Renal dynamic imaging combines renal morphology imaging with blood perfusion and functional examination to determine renal function with good sensitivity and accuracy [12]. Renal function was assessed using radionuclide nephrography. Renal dynamic imaging is performed using 99mTc-EC, which is a tubule-secreted renal imaging agent that reflects renal arterial blood perfusion and urinary excretion, and the reaction of 99mTc-diethylene-triamine-pentaacetic acid (99mTc-DTPA) is closely related to glomerular filtration function [13]. ERPF measured by 99mTc-EC in renal dynamic imaging can also be used to monitor the long-term prognosis of transplanted kidneys [14]. The normal range of a split renal function is 42–58% [15]. The ERPF values of unilateral duplex kidneys (106.70 ± 48.05 mL/min/m2) were significantly lower than those of the contralateral-side kidneys (150.18 ± 49.01 mL/min/m2), indicating that unilateral duplex kidneys significantly affected renal function. The ERPF value in the contralateral unilateral duplex kidney was higher than that in the control ipsilateral kidney. This supported that the contralateral kidney of the unilateral duplex kidney had a partial compensative ability. The total ERPF in the left and right unilateral duplex kidneys was similar. The total ERPF in the left and right unilateral duplex kidneys was slightly lower than that in the control group (P = 0.003 and P = 0.001, respectively). Compared with that of the control group, the total ERPF value of the bilateral duplex kidney decreased significantly. 99mTc-EC dynamic renal imaging and ERPF determination can help evaluate split renal function on both sides of the duplex kidney.

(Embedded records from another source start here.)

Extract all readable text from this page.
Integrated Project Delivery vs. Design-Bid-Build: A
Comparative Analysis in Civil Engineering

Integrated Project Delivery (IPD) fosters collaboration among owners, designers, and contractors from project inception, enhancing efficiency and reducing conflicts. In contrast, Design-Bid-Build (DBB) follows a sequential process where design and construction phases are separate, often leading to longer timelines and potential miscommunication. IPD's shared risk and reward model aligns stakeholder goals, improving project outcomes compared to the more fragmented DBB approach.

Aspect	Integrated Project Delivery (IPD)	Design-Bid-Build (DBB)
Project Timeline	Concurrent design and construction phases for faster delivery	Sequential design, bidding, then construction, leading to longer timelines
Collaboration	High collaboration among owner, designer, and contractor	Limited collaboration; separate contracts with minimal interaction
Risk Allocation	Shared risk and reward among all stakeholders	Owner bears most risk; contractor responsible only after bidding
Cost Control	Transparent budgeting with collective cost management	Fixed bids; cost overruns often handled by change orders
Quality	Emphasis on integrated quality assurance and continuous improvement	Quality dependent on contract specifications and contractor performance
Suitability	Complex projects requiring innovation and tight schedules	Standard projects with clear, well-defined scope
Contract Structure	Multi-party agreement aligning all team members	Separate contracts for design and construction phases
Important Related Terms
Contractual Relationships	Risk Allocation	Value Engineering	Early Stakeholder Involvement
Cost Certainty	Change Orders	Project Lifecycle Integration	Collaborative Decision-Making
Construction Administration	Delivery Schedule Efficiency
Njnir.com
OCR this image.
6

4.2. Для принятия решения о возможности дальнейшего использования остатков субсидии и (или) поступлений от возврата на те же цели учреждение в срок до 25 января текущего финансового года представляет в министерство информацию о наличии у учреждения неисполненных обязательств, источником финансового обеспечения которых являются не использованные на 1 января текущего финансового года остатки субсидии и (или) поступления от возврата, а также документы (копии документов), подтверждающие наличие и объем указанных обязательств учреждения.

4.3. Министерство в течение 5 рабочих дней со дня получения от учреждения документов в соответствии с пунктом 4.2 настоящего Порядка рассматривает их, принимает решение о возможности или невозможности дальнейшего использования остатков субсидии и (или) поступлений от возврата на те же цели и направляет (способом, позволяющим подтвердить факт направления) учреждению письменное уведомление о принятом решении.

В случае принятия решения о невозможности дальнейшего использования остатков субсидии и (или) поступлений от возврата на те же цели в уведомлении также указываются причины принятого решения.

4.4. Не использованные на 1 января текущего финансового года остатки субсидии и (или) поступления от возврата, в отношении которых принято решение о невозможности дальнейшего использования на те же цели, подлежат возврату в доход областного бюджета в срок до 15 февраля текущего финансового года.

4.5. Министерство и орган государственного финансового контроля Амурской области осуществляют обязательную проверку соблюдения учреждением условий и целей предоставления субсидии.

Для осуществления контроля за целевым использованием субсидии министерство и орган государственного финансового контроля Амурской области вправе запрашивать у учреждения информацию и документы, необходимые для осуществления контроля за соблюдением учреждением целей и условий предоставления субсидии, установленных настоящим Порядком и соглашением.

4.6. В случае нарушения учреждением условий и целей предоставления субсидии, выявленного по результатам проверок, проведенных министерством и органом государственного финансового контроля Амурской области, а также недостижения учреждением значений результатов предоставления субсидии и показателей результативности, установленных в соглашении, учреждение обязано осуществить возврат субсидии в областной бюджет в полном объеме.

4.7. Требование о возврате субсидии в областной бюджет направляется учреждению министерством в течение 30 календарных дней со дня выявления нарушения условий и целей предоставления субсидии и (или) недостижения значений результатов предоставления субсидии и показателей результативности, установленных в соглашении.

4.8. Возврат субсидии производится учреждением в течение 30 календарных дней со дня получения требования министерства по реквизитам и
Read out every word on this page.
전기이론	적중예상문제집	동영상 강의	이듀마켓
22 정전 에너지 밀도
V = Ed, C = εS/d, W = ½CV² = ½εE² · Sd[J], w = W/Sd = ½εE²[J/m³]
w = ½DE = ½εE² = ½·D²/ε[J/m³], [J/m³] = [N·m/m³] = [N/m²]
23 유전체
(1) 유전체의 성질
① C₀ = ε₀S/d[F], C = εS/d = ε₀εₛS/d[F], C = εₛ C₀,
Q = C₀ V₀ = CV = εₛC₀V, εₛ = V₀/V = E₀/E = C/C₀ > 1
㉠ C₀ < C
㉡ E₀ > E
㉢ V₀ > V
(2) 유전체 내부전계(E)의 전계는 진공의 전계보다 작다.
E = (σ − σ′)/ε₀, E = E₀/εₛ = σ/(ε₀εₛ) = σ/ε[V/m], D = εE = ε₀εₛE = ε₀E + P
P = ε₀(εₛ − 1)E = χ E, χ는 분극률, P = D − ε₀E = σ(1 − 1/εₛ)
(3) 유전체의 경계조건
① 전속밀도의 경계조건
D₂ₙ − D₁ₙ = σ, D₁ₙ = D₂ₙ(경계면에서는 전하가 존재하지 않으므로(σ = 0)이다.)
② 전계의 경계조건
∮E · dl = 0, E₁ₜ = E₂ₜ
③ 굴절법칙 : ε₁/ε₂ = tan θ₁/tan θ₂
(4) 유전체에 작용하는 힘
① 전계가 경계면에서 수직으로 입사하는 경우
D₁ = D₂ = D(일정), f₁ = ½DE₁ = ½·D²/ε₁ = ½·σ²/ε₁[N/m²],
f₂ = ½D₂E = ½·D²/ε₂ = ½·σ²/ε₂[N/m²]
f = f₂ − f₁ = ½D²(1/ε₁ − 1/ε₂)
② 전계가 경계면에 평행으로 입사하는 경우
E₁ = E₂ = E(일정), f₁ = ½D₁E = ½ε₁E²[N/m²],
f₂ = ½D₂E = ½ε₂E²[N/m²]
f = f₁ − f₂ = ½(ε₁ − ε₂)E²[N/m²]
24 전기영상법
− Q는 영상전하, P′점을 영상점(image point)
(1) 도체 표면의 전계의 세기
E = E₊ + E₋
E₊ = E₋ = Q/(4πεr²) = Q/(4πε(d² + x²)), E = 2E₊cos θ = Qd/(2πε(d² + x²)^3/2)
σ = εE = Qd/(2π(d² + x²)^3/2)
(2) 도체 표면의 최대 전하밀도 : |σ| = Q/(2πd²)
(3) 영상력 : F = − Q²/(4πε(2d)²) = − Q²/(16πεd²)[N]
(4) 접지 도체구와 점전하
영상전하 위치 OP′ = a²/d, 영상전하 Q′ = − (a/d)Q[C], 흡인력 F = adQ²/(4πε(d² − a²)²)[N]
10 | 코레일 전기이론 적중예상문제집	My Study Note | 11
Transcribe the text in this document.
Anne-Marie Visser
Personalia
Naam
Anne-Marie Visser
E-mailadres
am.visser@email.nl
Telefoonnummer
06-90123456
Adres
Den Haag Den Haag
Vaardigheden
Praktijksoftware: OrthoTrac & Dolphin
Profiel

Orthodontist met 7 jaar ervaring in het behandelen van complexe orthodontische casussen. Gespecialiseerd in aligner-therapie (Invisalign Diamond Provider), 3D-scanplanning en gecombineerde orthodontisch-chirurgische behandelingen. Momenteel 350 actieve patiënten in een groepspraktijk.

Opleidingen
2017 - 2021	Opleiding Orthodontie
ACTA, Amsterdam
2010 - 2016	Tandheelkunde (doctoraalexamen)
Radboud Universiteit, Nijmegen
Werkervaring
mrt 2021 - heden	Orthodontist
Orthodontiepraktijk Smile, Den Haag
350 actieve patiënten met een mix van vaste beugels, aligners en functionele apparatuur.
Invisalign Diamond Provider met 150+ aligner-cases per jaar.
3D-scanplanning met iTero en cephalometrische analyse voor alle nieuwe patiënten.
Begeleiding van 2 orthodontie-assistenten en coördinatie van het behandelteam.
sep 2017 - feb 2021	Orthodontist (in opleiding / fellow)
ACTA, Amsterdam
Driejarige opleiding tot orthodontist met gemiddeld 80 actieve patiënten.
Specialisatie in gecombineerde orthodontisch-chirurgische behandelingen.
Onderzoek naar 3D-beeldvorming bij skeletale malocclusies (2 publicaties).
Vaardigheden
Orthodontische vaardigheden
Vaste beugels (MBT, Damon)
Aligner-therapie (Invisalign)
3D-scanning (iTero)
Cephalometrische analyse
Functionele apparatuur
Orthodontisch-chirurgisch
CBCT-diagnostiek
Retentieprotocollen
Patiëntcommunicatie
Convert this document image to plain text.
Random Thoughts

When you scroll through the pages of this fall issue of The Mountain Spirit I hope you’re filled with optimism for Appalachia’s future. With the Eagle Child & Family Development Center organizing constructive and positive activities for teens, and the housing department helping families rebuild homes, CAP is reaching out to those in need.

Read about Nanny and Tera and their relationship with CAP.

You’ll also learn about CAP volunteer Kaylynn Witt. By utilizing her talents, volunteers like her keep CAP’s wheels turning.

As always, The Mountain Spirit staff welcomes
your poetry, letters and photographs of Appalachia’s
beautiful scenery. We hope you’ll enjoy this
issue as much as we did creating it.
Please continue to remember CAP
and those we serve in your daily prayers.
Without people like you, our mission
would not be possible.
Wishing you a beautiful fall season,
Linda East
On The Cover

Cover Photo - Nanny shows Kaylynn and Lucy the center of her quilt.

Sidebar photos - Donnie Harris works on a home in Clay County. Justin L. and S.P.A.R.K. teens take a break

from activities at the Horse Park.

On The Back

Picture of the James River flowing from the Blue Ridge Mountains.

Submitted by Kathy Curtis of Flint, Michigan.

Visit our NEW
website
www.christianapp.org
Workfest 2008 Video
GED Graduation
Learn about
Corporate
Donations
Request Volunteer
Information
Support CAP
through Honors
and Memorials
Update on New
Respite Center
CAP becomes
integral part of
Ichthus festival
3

This study screened 317 duplex kidneys at a tertiary center, and the outcomes were objectively measured by professional physicians. Nevertheless, owing to the retrospective design of the study, we could not draw a causal conclusion. Additionally, selection bias for a single-center study with measurement bias cannot be excluded. Residual confounders, such as socioeconomic factors, may have introduced study bias. Owing to the short-term follow-up and single-center study design, the generalization of our conclusions might be limited. Our findings warrant further study, with the need for a well-designed, large-scale, long-term follow-up prospective study.

Although duplex kidney ureteral deformity occurs, renal dysplasia, bladder ureter reflux, VUR, and recurrent UTIs cause kidney scar formation. Risk factors include the a certain degree of decline in the side kidney ERPF value, a certain compensatory ability of the contralateral kidney of the unilateral kidney with ureteral repetitive malformations, and a slight decline in the total ERPF value compared with that of the control group. The results indicated that unilateral duplex kidneys have a limited influence on renal function and good prognosis. The ERPF value of the children with bilateral duplex kidneys was significantly lower than that of the control group, which requires careful follow-up.